Siete palabras del Rendentor

Por: Tomás E. Díaz Villa | Relacionista

"Ecce homo", (He aquí el hombre), manifestó Pilatos, primera autoridad romana en la Antigua Palestina, y éste que no halló en El ningún crimen se lavó las manos y el Mesías fue vejado, azotado y cruelmente torturado y los soldados le pusieron una corona de espinas y diéronle bofetadas.

Luego se inició el Vía Crucis que lo condujo al Gólgota, donde lo crucificaron con gruesos clavos y a rudos golpes de martillo. Para mayor ignominia y para hacer creer que es como ellos, es crucificado entre dos ladrones, cumpliéndose la Escritura, que dice: "Y fue contado entre los malvados". Los soldados romanos se jugaron su túnica.

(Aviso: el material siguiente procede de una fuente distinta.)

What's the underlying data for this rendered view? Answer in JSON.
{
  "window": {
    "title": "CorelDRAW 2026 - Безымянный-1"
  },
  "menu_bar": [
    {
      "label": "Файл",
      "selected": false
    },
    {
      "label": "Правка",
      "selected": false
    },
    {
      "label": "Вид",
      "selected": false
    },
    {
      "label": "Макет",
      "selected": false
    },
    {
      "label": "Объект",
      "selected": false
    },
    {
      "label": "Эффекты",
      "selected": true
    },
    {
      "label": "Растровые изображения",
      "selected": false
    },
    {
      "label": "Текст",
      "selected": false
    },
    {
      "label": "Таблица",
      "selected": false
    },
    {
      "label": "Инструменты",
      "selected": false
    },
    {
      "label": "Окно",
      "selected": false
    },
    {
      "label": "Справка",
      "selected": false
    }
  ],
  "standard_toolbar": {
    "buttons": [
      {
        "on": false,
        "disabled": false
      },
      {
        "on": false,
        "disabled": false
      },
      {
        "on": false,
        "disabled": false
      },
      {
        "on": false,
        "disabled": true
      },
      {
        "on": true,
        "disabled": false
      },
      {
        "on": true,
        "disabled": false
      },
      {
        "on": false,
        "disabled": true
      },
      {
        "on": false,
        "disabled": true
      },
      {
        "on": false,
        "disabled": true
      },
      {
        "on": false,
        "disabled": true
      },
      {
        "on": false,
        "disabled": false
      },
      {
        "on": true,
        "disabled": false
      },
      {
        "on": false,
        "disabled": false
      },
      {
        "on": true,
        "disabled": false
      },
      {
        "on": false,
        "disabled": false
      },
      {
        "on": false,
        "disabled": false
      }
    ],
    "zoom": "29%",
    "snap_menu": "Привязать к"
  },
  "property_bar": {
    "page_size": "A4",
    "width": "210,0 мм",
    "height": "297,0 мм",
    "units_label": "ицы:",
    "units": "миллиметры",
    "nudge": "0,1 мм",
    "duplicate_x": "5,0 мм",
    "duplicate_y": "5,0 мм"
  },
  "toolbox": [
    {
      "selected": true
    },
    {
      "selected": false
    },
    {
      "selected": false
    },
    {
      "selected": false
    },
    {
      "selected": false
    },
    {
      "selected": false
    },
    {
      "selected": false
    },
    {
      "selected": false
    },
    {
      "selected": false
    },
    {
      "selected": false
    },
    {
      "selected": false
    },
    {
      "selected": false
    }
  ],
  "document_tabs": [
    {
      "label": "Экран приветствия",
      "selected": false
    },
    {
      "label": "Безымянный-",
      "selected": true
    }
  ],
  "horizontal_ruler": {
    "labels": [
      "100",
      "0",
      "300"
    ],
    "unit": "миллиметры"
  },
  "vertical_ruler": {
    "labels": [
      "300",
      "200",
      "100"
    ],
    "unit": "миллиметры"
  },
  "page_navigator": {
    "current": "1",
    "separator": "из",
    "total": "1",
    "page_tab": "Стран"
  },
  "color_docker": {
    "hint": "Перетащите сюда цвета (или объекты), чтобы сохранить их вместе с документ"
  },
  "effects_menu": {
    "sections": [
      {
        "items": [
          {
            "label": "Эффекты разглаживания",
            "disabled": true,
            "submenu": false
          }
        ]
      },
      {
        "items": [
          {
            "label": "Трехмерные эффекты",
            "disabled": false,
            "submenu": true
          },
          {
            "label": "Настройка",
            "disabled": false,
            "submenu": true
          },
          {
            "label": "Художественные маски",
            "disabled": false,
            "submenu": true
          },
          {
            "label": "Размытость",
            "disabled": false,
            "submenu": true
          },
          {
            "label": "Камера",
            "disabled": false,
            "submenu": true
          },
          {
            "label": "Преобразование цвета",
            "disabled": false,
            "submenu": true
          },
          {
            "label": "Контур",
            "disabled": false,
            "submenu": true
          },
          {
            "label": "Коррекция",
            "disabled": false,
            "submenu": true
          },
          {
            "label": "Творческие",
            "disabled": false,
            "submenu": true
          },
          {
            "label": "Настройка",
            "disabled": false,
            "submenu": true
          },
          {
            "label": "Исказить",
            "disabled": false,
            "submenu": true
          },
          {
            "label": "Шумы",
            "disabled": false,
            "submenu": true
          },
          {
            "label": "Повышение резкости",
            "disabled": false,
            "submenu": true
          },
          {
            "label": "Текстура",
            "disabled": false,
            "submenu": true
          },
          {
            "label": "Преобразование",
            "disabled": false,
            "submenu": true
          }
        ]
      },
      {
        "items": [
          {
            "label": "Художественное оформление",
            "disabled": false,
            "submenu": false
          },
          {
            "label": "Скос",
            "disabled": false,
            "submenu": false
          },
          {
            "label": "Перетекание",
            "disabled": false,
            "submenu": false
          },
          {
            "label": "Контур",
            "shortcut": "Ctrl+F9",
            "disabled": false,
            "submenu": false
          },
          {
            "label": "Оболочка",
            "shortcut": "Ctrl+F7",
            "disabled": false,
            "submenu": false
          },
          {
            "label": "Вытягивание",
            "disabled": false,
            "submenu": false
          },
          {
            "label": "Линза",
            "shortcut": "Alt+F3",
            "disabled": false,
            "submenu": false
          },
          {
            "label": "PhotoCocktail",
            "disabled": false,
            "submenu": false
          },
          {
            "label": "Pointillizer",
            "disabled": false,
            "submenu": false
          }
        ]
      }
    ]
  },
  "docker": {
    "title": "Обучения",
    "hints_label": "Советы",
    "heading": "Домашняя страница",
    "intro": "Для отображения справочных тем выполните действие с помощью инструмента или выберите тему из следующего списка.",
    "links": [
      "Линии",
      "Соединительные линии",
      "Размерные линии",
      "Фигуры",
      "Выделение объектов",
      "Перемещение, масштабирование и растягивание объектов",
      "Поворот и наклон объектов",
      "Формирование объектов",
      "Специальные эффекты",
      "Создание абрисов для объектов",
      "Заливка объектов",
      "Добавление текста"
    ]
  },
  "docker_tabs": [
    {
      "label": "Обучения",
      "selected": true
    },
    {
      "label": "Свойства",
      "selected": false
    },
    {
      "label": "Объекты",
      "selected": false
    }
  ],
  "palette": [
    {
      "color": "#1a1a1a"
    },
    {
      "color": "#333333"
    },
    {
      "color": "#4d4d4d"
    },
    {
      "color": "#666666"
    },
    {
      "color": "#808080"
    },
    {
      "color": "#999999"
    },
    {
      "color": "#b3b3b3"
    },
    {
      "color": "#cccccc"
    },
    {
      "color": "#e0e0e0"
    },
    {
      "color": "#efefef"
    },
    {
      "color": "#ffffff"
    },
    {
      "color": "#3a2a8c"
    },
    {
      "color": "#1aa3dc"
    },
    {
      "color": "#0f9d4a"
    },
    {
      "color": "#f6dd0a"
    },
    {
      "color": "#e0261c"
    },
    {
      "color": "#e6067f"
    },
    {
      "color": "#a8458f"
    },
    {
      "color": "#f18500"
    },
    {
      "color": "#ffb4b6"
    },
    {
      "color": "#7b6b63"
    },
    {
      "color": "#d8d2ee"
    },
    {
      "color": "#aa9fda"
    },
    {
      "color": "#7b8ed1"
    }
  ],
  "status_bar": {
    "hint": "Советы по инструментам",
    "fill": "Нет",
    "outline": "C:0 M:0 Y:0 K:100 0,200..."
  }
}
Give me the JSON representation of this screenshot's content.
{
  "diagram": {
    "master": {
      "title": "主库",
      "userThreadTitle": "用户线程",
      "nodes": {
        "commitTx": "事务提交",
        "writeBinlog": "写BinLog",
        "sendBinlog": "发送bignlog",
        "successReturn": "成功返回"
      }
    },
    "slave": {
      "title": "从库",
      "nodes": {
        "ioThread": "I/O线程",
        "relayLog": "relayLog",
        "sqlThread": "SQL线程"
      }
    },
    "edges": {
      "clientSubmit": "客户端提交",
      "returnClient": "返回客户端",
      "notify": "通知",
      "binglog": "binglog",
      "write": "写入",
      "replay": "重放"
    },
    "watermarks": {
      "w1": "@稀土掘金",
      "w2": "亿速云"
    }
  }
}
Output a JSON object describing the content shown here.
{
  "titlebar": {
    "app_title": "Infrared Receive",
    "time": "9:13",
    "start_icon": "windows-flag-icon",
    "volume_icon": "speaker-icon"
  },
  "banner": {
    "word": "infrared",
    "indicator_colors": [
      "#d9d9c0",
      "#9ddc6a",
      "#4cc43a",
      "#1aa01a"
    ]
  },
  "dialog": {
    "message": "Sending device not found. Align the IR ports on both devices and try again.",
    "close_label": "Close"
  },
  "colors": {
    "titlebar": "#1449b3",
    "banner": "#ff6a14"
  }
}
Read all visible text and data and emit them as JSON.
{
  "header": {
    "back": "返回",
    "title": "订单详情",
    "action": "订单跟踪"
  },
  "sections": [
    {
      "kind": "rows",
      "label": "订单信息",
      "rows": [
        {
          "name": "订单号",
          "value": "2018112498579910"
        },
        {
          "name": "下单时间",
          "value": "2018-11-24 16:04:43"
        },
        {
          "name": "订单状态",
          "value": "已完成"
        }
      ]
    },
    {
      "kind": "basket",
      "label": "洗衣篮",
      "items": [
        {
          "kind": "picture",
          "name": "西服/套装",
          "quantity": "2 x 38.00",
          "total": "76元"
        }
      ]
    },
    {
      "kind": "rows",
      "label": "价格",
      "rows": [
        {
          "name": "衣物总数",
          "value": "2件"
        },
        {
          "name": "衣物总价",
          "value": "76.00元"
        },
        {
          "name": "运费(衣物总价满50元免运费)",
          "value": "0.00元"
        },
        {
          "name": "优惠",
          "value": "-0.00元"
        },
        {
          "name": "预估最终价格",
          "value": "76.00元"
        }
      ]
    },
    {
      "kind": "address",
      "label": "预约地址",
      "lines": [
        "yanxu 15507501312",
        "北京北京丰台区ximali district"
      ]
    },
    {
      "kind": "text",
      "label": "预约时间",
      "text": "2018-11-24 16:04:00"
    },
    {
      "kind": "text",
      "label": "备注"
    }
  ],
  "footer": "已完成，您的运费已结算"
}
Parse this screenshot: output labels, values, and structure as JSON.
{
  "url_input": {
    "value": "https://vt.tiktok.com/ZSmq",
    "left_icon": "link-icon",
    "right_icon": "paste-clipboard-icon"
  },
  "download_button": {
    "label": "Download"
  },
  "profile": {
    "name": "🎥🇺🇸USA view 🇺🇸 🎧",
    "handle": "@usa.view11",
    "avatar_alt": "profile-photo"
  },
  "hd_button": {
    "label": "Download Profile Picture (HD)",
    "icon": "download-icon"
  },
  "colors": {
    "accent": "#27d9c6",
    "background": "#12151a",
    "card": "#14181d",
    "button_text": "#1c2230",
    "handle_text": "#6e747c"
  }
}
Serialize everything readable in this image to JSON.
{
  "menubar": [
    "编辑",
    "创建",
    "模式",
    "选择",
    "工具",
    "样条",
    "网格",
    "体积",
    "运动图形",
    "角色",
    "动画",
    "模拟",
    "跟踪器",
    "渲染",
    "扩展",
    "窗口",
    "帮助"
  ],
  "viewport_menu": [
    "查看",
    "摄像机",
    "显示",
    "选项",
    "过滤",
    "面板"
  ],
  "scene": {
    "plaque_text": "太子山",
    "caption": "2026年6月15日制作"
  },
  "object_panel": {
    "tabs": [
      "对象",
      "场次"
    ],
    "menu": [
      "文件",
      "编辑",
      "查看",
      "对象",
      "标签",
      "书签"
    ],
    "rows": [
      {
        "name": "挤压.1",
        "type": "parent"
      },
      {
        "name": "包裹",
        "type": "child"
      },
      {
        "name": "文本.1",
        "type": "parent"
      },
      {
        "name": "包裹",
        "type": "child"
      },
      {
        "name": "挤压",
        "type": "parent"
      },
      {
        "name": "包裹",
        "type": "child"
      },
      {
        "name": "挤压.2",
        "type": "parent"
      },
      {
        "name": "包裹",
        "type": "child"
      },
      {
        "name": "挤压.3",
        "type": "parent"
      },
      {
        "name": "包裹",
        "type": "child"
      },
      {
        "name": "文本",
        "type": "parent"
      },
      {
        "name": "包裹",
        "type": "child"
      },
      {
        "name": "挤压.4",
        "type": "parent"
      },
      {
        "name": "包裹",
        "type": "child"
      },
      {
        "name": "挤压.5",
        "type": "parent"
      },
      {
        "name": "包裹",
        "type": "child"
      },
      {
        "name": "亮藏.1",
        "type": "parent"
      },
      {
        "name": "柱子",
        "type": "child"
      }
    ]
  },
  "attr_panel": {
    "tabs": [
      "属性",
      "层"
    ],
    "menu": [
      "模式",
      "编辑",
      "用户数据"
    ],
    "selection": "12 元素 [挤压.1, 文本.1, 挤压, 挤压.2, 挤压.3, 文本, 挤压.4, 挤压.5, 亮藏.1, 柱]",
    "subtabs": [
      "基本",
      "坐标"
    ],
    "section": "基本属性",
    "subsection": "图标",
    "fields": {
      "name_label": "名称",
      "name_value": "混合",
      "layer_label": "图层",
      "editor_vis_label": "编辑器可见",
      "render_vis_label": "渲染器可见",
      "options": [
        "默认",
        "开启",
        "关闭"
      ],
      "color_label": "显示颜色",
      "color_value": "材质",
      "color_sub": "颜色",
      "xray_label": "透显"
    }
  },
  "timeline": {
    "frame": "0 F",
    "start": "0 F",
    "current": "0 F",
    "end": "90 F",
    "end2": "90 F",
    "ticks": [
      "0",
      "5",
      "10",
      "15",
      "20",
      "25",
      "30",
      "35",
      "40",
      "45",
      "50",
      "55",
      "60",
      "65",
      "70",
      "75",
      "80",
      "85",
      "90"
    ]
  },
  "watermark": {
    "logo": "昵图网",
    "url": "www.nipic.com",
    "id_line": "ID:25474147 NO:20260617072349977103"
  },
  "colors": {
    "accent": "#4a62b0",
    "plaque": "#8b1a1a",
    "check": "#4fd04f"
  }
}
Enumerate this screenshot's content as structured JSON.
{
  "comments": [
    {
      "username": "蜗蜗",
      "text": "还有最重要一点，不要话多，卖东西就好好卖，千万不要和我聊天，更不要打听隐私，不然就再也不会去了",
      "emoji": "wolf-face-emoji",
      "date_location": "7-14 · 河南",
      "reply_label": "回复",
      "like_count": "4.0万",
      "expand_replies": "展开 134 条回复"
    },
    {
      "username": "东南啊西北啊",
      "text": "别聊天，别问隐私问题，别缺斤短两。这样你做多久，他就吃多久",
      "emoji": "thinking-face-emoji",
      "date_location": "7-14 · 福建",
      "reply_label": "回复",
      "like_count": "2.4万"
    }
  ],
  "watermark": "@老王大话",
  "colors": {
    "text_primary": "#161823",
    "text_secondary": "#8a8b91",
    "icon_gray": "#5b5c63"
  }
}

Recordemos y comprendamos el gran significado de las Siete Palabras del Redentor del Mundo en el augusto madero: "Padre, perdónalos que no saben que lo que hacen". "En verdad te digo: Hoy estarás conmigo en el Paraíso", "Madre, he ahí a tu hijo. Hijo, he ahí a tu madre", "Tengo Sed", "Dios mío, Dios mío, ¿por qué me has desamparado?", "Todo está consumado" y "Padre, en tus manos encomiendo mi espíritu". Y habiendo inclinado la cabeza, dio el espíritu. Uno de los soldados le abrió el costado con una lanza y luego salió sangre y agua.

¡Quedaban lavados los pecados del mundo! La sangre generosa del Hijo del Hombre no redimiría por siempre, haciéndonos gratos a los ojos del Señor Jehová.

Desde entonces han pasado 2000 años y el género humano ha ido acumulando sobre sí muchos otros pecados, inventando, inclusive, algunos nuevos como si fuesen pocos los siete pecados capitales.

Pero toda nuestra insidia, toda nuestra capacidad para la reincidencia en el pecado, de nada sirven ni valen ante la magnanimidad de Dios que a cada uno juzgará por separado, derrochando sobre todos su infinita misericordia. Porque el buen Dios no dio también la magnífica virtud del arrepentimiento y la penitencia que habrá de purificar nuestras almas y acercarnos de nuevo a Su Gracia Divina.

Meditemos hoy Viernes Santos sobre todo ello; sobre el dolor y la muerte del Salvador, quien padeció todos los sufrimientos por nosotros y que espera nos hagamos dignos de su sacrificio.

Hoy, Viernes Santo, día de la Redención, día del perdón universal, es por lo mismo el día de las misericordias del Señor.